The original Let It Be film is a legendarily tense and uncomfortable watch: John snide, George frustrated, Paul gratingly overbearing. It's been basically out of print since the 1980s, but is set for a remastered rerelease at some point this year. Like the new Get Back film, it follows the making of a new album in early 1969, originally titled Get Back but eventually released as Let It Be.

That film records miserable sessions on a Twickenham soundstage which culminated in a big barney between George and John, who was in the grip of a heroin habit, and George stalking off. George's diary entry from 10 January 1969: "Got up, went to Twickenham. Rehearsed until lunchtime, left the Beatles, went home."

He eventually came back, but that original film chimes with John’s 1970 assessment of the Let It Be sessions when he called it "the shittiest load of badly recorded shit – and with a lousy feeling to it – ever", and for almost 50 years it's been the definitive account of a band breaking up in real time, as well as the definitive end of the Sixties dream.

The sense that it was a bit of a hatchet job has lingered for a while, and Get Back is an attempt to rewrite things.
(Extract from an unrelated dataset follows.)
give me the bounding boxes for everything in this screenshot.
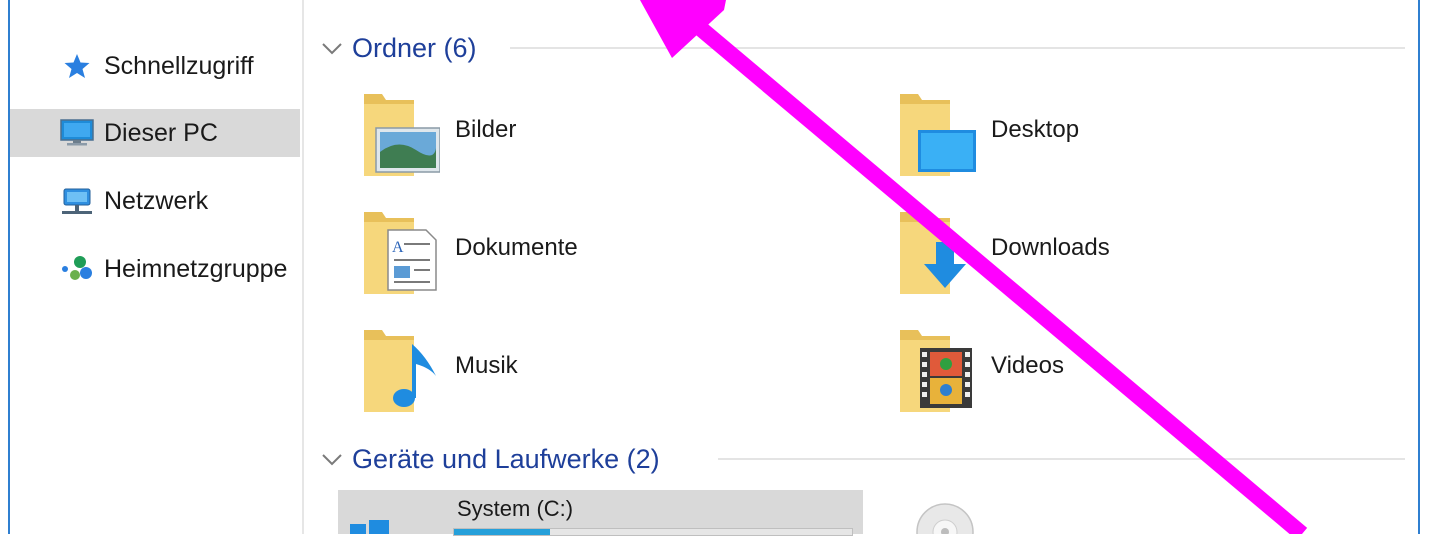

You can see that in the statements Paul and Ringo released yesterday. "I am really happy that Peter has delved into our archives to make a film that shows the truth about The Beatles recording together," said Paul. "The friendship and love between us comes over and reminds me of what a crazily beautiful time we had."

"There was hours and hours of us just laughing and playing music, not at all like the version that came out," Ringo added. "There was a lot of joy and I think Peter will show that. I think this version will be a lot more peace and loving, like we really were."

But why do Get Back at all? For millennials and Gen Z, coming to the Beatles without the context of having witnessed the collapse first-hand or got the vibe off all the sniping the band did at each other through the Seventies, all that stuff’s irrelevant. The sunny, optimistic Beatles are the Beatles that this generation wants, and that's what Get Back will give them.

Look at the streaming stats: top of the heap on Spotify is the breezy, spring-like 'Here Comes the Sun' with nearly double the streams of reassuring anthems 'Let It Be' in second and 'Hey Jude' in third. A film that presents a "more peace and loving" Beatles is savvy, and might be closer to the truth – but it won't be the whole story.